Blend: Karışım, Harman, Birleştirme
İngilizce Anlamı:
- İki veya daha fazla maddenin bir araya gelmesiyle oluşan karışım.
- İki veya daha fazla maddenin bir araya gelmesiyle oluşan harman.
- İki veya daha fazla maddenin bir araya gelmesiyle oluşan birleştirme.
- Bir şeyin bir başka şeyle karıştırılması veya birleştirilmesi.
- Bir şeyin bir başka şeyle karıştırılması veya birleştirilmesi sonucu oluşan şey.
Türkçe Anlamı:
- İki veya daha fazla maddenin bir araya gelmesiyle oluşan karışım.
- İki veya daha fazla maddenin bir araya gelmesiyle oluşan harman.
- İki veya daha fazla maddenin bir araya gelmesiyle oluşan birleştirme.
- Bir şeyin bir başka şeyle karıştırılması veya birleştirilmesi.
- Bir şeyin bir başka şeyle karıştırılması veya birleştirilmesi sonucu oluşan şey.
Örnekler:
- A blend of coffee and milk (Kahve ve süt karışımı)
- A blend of spices (Baharat karışımı)
- A blend of colors (Renk karışımı)
- To blend two things together (İki şeyi bir araya getirmek)
- The blend of flavors was perfect (Lezzetlerin karışımı mükemmeldi)

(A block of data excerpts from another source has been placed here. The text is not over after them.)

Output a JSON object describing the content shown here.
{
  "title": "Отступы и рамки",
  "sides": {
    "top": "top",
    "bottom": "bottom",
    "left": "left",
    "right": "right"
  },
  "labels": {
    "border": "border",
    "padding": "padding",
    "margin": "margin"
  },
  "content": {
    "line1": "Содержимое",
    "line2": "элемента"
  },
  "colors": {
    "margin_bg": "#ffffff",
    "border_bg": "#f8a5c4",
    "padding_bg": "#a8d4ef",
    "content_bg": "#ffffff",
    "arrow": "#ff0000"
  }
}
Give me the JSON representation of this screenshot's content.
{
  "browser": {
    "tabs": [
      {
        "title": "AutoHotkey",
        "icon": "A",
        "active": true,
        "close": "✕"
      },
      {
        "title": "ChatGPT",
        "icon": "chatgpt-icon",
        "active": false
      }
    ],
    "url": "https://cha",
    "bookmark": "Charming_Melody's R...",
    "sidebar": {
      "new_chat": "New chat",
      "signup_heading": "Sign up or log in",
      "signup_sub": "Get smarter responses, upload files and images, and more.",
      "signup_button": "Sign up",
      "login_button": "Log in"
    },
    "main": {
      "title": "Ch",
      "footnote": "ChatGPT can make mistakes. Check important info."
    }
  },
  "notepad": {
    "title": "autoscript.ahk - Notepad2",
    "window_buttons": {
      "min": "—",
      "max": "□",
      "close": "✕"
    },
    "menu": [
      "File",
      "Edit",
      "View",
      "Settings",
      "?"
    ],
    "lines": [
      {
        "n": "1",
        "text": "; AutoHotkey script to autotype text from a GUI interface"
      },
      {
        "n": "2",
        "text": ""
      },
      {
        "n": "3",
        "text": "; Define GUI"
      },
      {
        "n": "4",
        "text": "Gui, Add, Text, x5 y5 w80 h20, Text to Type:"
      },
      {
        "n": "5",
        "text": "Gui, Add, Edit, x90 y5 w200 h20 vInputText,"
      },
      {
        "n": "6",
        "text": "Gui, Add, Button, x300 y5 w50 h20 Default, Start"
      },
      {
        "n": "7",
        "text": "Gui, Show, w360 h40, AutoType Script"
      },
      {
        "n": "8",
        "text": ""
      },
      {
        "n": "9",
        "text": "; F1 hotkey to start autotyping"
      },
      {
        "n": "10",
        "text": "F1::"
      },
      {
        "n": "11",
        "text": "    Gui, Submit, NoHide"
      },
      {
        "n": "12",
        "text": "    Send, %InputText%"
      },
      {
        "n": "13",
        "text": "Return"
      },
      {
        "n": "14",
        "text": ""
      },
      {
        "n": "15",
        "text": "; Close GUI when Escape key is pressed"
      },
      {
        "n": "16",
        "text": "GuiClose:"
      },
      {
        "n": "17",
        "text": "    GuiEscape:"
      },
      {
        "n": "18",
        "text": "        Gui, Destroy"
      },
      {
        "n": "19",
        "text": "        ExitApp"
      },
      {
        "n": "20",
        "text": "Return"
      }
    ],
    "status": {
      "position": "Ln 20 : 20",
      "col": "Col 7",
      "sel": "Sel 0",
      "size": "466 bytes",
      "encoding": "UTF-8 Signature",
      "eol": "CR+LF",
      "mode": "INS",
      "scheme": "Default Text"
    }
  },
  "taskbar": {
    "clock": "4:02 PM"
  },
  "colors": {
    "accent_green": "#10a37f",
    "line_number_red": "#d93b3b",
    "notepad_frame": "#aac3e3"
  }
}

Blend kelimesinin kullanıldığı ifadeler:
- Blend in (Bir şeye uyum sağlamak)
- Blend out (Bir şeyden uzaklaşmak)
- Blend together (Bir araya gelmek)
- Blend well (İyi karışmak)
- Blend poorly (Kötü karışmak)
Blend kelimesinin eş anlamlıları:
- Mix
- Combine
- Merge
- Amalgamate
- Fuse
Blend kelimesinin zıt anlamlıları:
- Separate
- Divide
- Disperse
- Scatter
- Disintegrate
Blend kelimesinin kökeni:
Blend kelimesi, Eski İngilizce “blenden” kelimesinden türemiştir. Blenden kelimesi, “karıştırmak” veya “birleştirmek” anlamına gelir.
Blend kelimesinin kullanımı:
Blend kelimesi, günlük konuşmada ve yazıda yaygın olarak kullanılır. Aşağıdaki örneklerde blend kelimesinin nasıl kullanıldığı gösterilmektedir:
- I like to blend different fruits and vegetables in my smoothies. (Smoothie’lerimde farklı meyve ve sebzeleri karıştırmayı seviyorum.)
- The artist blended different colors to create a beautiful painting. (Sanatçı, güzel bir resim oluşturmak için farklı renkleri karıştırdı.)
- The company blended two different types of coffee to create a new flavor. (Şirket, yeni bir lezzet yaratmak için iki farklı kahve türünü karıştırdı.)
- The two companies blended their operations to create a larger and more efficient organization. (İki şirket, daha büyük ve daha verimli bir organizasyon oluşturmak için faaliyetlerini birleştirdi.)
- The blend of cultures in this city is what makes it so unique. (Bu şehirdeki kültürlerin karışımı onu bu kadar eşsiz yapan şeydir.)
Sonuç:
Blend kelimesi, iki veya daha fazla maddenin bir araya gelmesiyle oluşan karışım, harman veya birleştirme anlamına gelir. Blend kelimesi, günlük konuşmada ve yazıda yaygın olarak kullanılır.